How Prometheus Blackbox's TLS certificate metrics would have reacted to AddTrust's root expiry
The last time around I talked about what Blackbox's TLS certificate expiry metrics are checking, but it was all somewhat abstract. The recent AddTrust root expiry provides a great example to make it concrete. As a quick summary, the Blackbox exporter provides two metrics, probe_ssl_earliest_cert_expiry for the earliest expiring certificate and probe_ssl_last_chain_expiry_timestamp_seconds for the latest expiring verified chain of certificates.
If your TLS server included the expiring AddTrust root certificate as one of the chain certificates it was providing to clients, the probe_ssl_earliest_cert_expiry metric would have counted down and your alarms would have gone off, despite the fact that your server certificate itself wasn't necessarily expiring. This would have happened even if the AddTrust certificate wasn't used any more and its inclusion was just a vestige of past practices (for example if you had a 'standard certificate chain set' that everything served). In this case this would have raised a useful alarm, because the mere presence of the AddTrust certificate in your server's provided chain caused problems in some (or many) TLS libraries and clients.

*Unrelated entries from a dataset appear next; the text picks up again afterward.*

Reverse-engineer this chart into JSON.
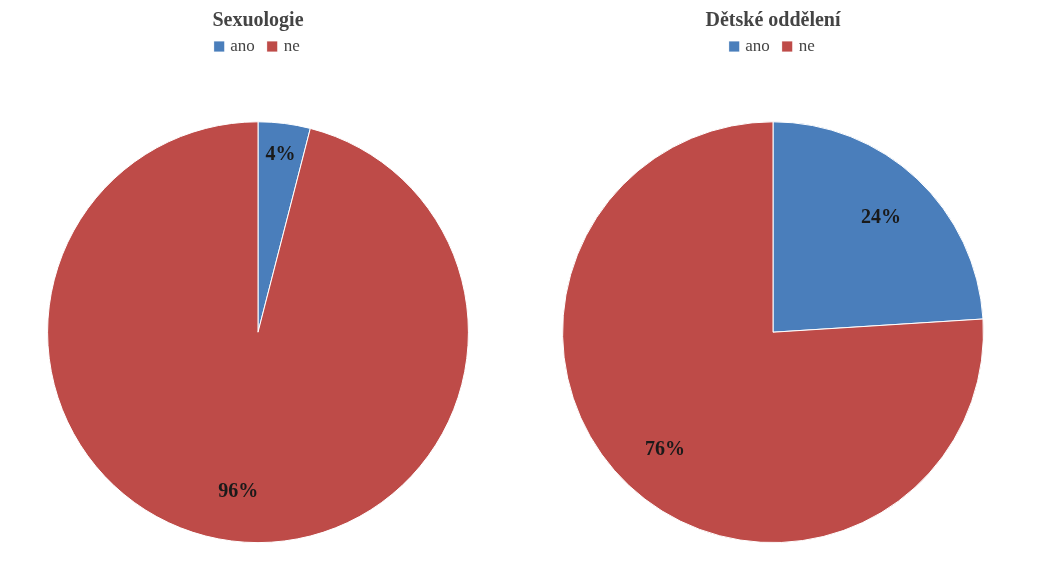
{
  "chart_data": [
    {
      "type": "pie",
      "title": "Sexuologie",
      "categories": [
        "ano",
        "ne"
      ],
      "values": [
        4,
        96
      ],
      "colors": [
        "#4a7ebb",
        "#be4b48"
      ],
      "value_labels": [
        "4%",
        "96%"
      ],
      "legend": "top"
    },
    {
      "type": "pie",
      "title": "Dětské oddělení",
      "categories": [
        "ano",
        "ne"
      ],
      "values": [
        24,
        76
      ],
      "colors": [
        "#4a7ebb",
        "#be4b48"
      ],
      "value_labels": [
        "24%",
        "76%"
      ],
      "legend": "top"
    }
  ]
}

(Browsers were fine, though.)
Even if your TLS server included the AddTrust certificate in its chain and your server certificate could use it for some verified chains, the probe_ssl_last_chain_expiry_timestamp_seconds would not normally have counted down. Most or perhaps all current server certificates could normally be verified through another chain that expired later, which is what matters here. If probe_ssl_last_chain_expiry_timestamp_seconds had counted down too, it would mean that your server certificate could only be verified through the AddTrust certificate for some reason.

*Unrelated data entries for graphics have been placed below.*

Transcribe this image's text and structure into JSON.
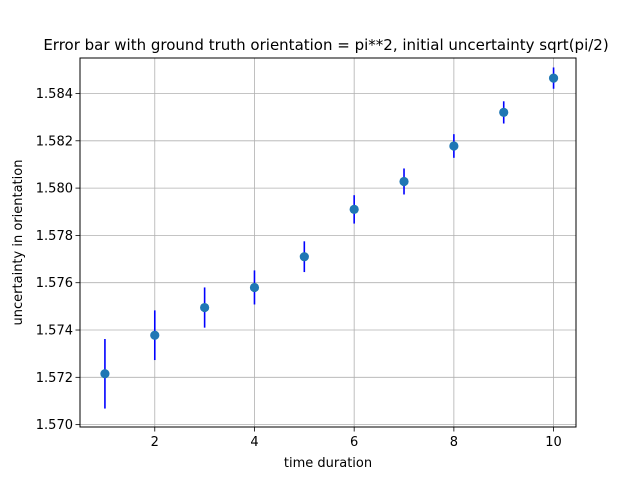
{
  "chart_data": {
    "type": "scatter",
    "title": "Error bar with ground truth orientation = pi**2, initial uncertainty sqrt(pi/2)",
    "xlabel": "time duration",
    "ylabel": "uncertainty in orientation",
    "xlim": [
      0.5,
      10.45
    ],
    "ylim": [
      1.5699,
      1.5855
    ],
    "xticks": [
      2,
      4,
      6,
      8,
      10
    ],
    "xtick_labels": [
      "2",
      "4",
      "6",
      "8",
      "10"
    ],
    "yticks": [
      1.57,
      1.572,
      1.574,
      1.576,
      1.578,
      1.58,
      1.582,
      1.584
    ],
    "ytick_labels": [
      "1.570",
      "1.572",
      "1.574",
      "1.576",
      "1.578",
      "1.580",
      "1.582",
      "1.584"
    ],
    "grid": true,
    "marker_color": "#1f77b4",
    "errorbar_color": "#0000ff",
    "series": [
      {
        "x": [
          1,
          2,
          3,
          4,
          5,
          6,
          7,
          8,
          9,
          10
        ],
        "y": [
          1.57215,
          1.57378,
          1.57495,
          1.5758,
          1.5771,
          1.5791,
          1.58028,
          1.58178,
          1.5832,
          1.58465
        ],
        "yerr": [
          0.00147,
          0.00105,
          0.00085,
          0.00072,
          0.00065,
          0.0006,
          0.00055,
          0.0005,
          0.00047,
          0.00045
        ]
      }
    ]
  }
}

Neither metric would have told you if the AddTrust certificate was actually being used by your server certificate through some verified chain of certificates, or if it was now completely unnecessary. Blackbox's TLS metrics don't currently provide any way of knowing that, so if you need to monitor the state of your server certificate chains you'll need another tool.
(There's a third party SSL exporter, but I don't think it does much assessment of chain health, or give you enough metrics to know if a server provided chain certificate is unnecessary.)
If you weren't serving the AddTrust root certificate and had a verified chain that didn't use it, but some clients required it to verify your server certificate, neither Blackbox metric would have warned you about this. Because you weren't serving the certificate, probe_ssl_earliest_cert_expiry would not have counted down; it includes only TLS certificates you actually serve, not all of the TLS certificates required to verify all of your currently valid certificate chains. And probe_ssl_last_chain_expiry_timestamp_seconds wouldn't have counted down because there was an additional verified chain besides the one that used the AddTrust root certificate.
(In general it's very difficult to know if some client is going to have a problem with your certificate chains, because there are many variables. Including outright programming bugs, which were part of the problem with AddTrust. If you want to be worried, read Ryan Sleevi's Path Building vs Path Verifying: Implementation Showdown.)